The survey identified accessibility differentiators including completion of credit-based university level accessibility courses, completion of non-credit based accessibility courses or learning opportunities, previous experience in accessibility roles or functions, reported personal experience with accessibility and/or assistive technology, accessibility certification, and earned accessibility-related badges.

Nearly 9 in 10 managers, 88%, report their organization considers at least one of these accessibility differentiators when hiring employees, with a majority of 60% reporting completion of university level accessibility courses or learning opportunities (credit or non-credit based).

In this survey, the majority of managers – 89% – report their organization has programs, activities, or initiatives to hire, train, and/or retain employees with disabilities with more than 3 in 5 (62%) reporting their organization has mentorship partnerships or job placement partnerships specifically. Additionally, about half of managers report having regular meetings with managers/supervisors (51%) or job coaching (50%) as other ways their organization hires, trains, and/or retains employees with disabilities.
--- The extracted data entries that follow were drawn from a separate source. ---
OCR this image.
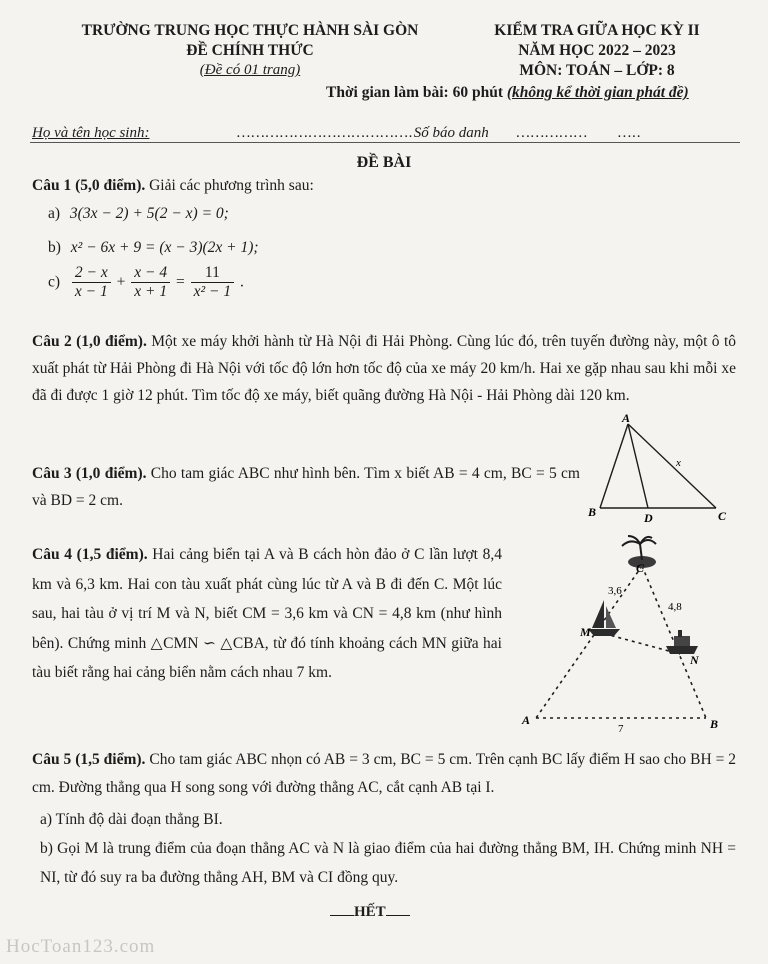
TRƯỜNG TRUNG HỌC THỰC HÀNH SÀI GÒN
ĐỀ CHÍNH THỨC
(Đề có 01 trang)
KIỂM TRA GIỮA HỌC KỲ II
NĂM HỌC 2022 – 2023
MÔN: TOÁN – LỚP: 8
Thời gian làm bài: 60 phút (không kể thời gian phát đề)
Họ và tên học sinh:	……………………………….Số báo danh …………… …..
ĐỀ BÀI
Câu 1 (5,0 điểm). Giải các phương trình sau:
a) 3(3x − 2) + 5(2 − x) = 0;
b) x² − 6x + 9 = (x − 3)(2x + 1);
$c) \frac{2 - x}{x - 1} + \frac{x - 4}{x + 1} = \frac{11}{\text{x² − 1}}$ .
Câu 2 (1,0 điểm). Một xe máy khởi hành từ Hà Nội đi Hải Phòng. Cùng lúc đó, trên tuyến đường này, một ô tô xuất phát từ Hải Phòng đi Hà Nội với tốc độ lớn hơn tốc độ của xe máy 20 km/h. Hai xe gặp nhau sau khi mỗi xe đã đi được 1 giờ 12 phút. Tìm tốc độ xe máy, biết quãng đường Hà Nội - Hải Phòng dài 120 km.
Câu 3 (1,0 điểm). Cho tam giác ABC như hình bên. Tìm x biết AB = 4 cm, BC = 5 cm và BD = 2 cm.
A
B	D	C
x
Câu 4 (1,5 điểm). Hai cảng biển tại A và B cách hòn đảo ở C lần lượt 8,4 km và 6,3 km. Hai con tàu xuất phát cùng lúc từ A và B đi đến C. Một lúc sau, hai tàu ở vị trí M và N, biết CM = 3,6 km và CN = 4,8 km (như hình bên). Chứng minh △CMN ∽ △CBA, từ đó tính khoảng cách MN giữa hai tàu biết rằng hai cảng biển nằm cách nhau 7 km.
C
M
N
A	B
3,6
4,8
7
Câu 5 (1,5 điểm). Cho tam giác ABC nhọn có AB = 3 cm, BC = 5 cm. Trên cạnh BC lấy điểm H sao cho BH = 2 cm. Đường thẳng qua H song song với đường thẳng AC, cắt cạnh AB tại I.
a) Tính độ dài đoạn thẳng BI.
b) Gọi M là trung điểm của đoạn thẳng AC và N là giao điểm của hai đường thẳng BM, IH. Chứng minh NH = NI, từ đó suy ra ba đường thẳng AH, BM và CI đồng quy.
HẾT
HocToan123.com
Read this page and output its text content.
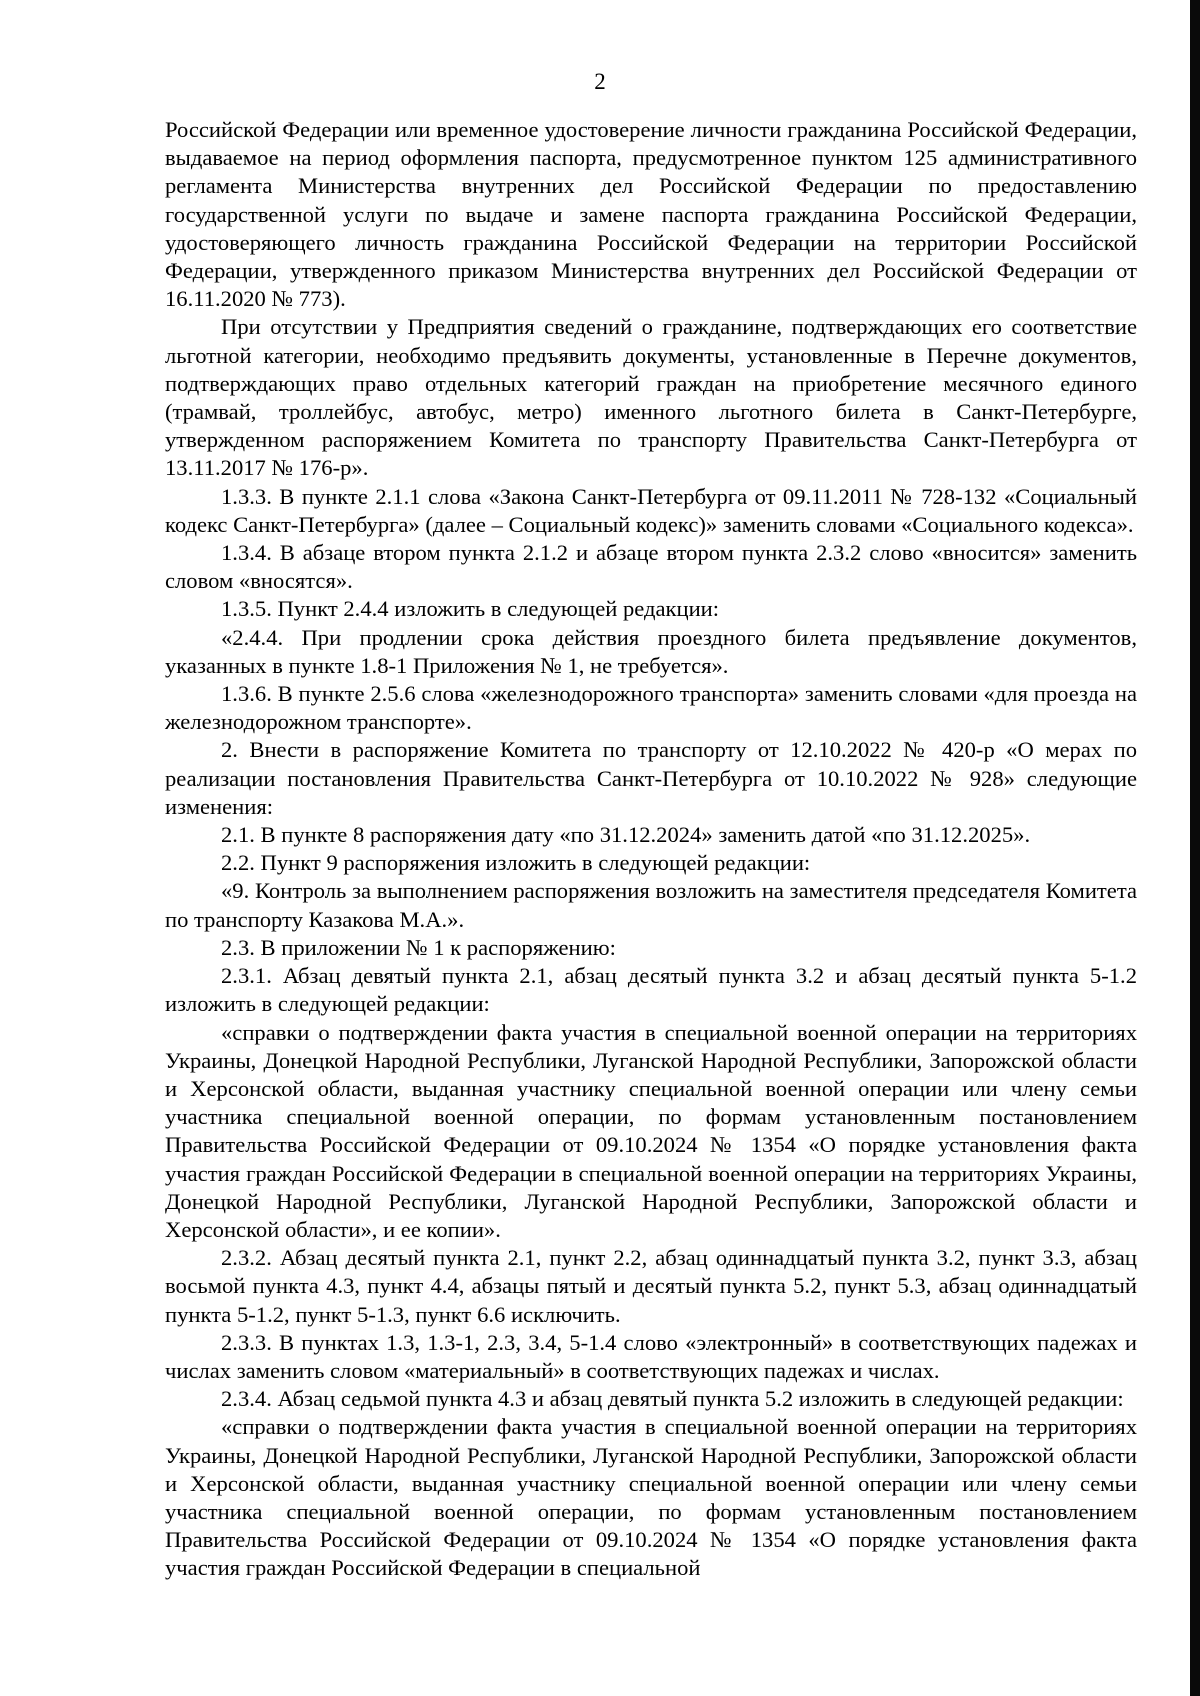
2

Российской Федерации или временное удостоверение личности гражданина Российской Федерации, выдаваемое на период оформления паспорта, предусмотренное пунктом 125 административного регламента Министерства внутренних дел Российской Федерации по предоставлению государственной услуги по выдаче и замене паспорта гражданина Российской Федерации, удостоверяющего личность гражданина Российской Федерации на территории Российской Федерации, утвержденного приказом Министерства внутренних дел Российской Федерации от 16.11.2020 № 773).

При отсутствии у Предприятия сведений о гражданине, подтверждающих его соответствие льготной категории, необходимо предъявить документы, установленные в Перечне документов, подтверждающих право отдельных категорий граждан на приобретение месячного единого (трамвай, троллейбус, автобус, метро) именного льготного билета в Санкт-Петербурге, утвержденном распоряжением Комитета по транспорту Правительства Санкт-Петербурга от 13.11.2017 № 176-р».

1.3.3. В пункте 2.1.1 слова «Закона Санкт-Петербурга от 09.11.2011 № 728-132 «Социальный кодекс Санкт-Петербурга» (далее – Социальный кодекс)» заменить словами «Социального кодекса».

1.3.4. В абзаце втором пункта 2.1.2 и абзаце втором пункта 2.3.2 слово «вносится» заменить словом «вносятся».

1.3.5. Пункт 2.4.4 изложить в следующей редакции:

«2.4.4. При продлении срока действия проездного билета предъявление документов, указанных в пункте 1.8-1 Приложения № 1, не требуется».

1.3.6. В пункте 2.5.6 слова «железнодорожного транспорта» заменить словами «для проезда на железнодорожном транспорте».

2. Внести в распоряжение Комитета по транспорту от 12.10.2022 № 420-р «О мерах по реализации постановления Правительства Санкт-Петербурга от 10.10.2022 № 928» следующие изменения:

2.1. В пункте 8 распоряжения дату «по 31.12.2024» заменить датой «по 31.12.2025».

2.2. Пункт 9 распоряжения изложить в следующей редакции:

«9. Контроль за выполнением распоряжения возложить на заместителя председателя Комитета по транспорту Казакова М.А.».

2.3. В приложении № 1 к распоряжению:

2.3.1. Абзац девятый пункта 2.1, абзац десятый пункта 3.2 и абзац десятый пункта 5-1.2 изложить в следующей редакции:

«справки о подтверждении факта участия в специальной военной операции на территориях Украины, Донецкой Народной Республики, Луганской Народной Республики, Запорожской области и Херсонской области, выданная участнику специальной военной операции или члену семьи участника специальной военной операции, по формам установленным постановлением Правительства Российской Федерации от 09.10.2024 № 1354 «О порядке установления факта участия граждан Российской Федерации в специальной военной операции на территориях Украины, Донецкой Народной Республики, Луганской Народной Республики, Запорожской области и Херсонской области», и ее копии».

2.3.2. Абзац десятый пункта 2.1, пункт 2.2, абзац одиннадцатый пункта 3.2, пункт 3.3, абзац восьмой пункта 4.3, пункт 4.4, абзацы пятый и десятый пункта 5.2, пункт 5.3, абзац одиннадцатый пункта 5-1.2, пункт 5-1.3, пункт 6.6 исключить.

2.3.3. В пунктах 1.3, 1.3-1, 2.3, 3.4, 5-1.4 слово «электронный» в соответствующих падежах и числах заменить словом «материальный» в соответствующих падежах и числах.

2.3.4. Абзац седьмой пункта 4.3 и абзац девятый пункта 5.2 изложить в следующей редакции:

«справки о подтверждении факта участия в специальной военной операции на территориях Украины, Донецкой Народной Республики, Луганской Народной Республики, Запорожской области и Херсонской области, выданная участнику специальной военной операции или члену семьи участника специальной военной операции, по формам установленным постановлением Правительства Российской Федерации от 09.10.2024 № 1354 «О порядке установления факта участия граждан Российской Федерации в специальной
The survey also identified accessibility skills and topics to include the following: disability as part of diversity programs, use of assistive technology by persons with disabilities, general understanding of disability, legal foundations for accessibility, Web Content Accessibility Guidelines (WCAG), policy development and implementation, multimedia accessibility, accessibility testing methodology, usability testing, image accessibility, HTML and accessibility, responsive design and zoom, and others.

Survey findings show an increasing need for accessibility training and skill development. In the last five years, 59% of managers have seen an increase in demand for employees with accessibility skills in their organization, with one in 10 saying there has been a significant increase in demand. Virtually all managers – 95% – feel like they need professional development related to specific accessibility skills and/or topics. While there is no one area specifically identified, the three most often cited are disability as part of diversity programs (32%), the use of assistive technology by persons with disabilities (31%), and general understanding of disability (30%).

Among respondents who say it is difficult finding job candidates with accessibility skills, the most common reasons are that candidates don’t understand what accessibility skills are and candidates not having accessibility skills, with 53% of managers saying either of these. “Importantly, these findings show us there are not enough available resources for employees to gain this knowledge or expertise,” states Kate Sonka, Executive Director of Teach Access. “Coupled with the finding that most awareness, 48%, is related to previous professional experience, we can infer that previous experience may not offer a wholistic understanding of disability or accessibility skills. The findings help us see opportunities to improve skills development.”

The survey builds on findings from a 2023 study the University commissioned with The Harris Poll of human resource (HR) professionals to better understand workplace practices and approaches to employees with disabilities, resources and accommodations, findings which illustrated the need for employers to understand how to support employees with disabilities through strategies that focus on awareness, workplace community, and mental health. It also builds on a 2022 Accessibility Skills Gap Survey created by Teach Access that reflected a growing awareness toward adopting accessibility practices.

“Teach Access aims to create systemic change within education so that all students learn the fundamentals of disability and digital accessibility,” states Sonka. “It is essential to create a pipeline of future employees who can make technology accessible and inclusive. This survey supports the need for Teach Access programs and resources and emphasizes the importance of our collaboration with academia.”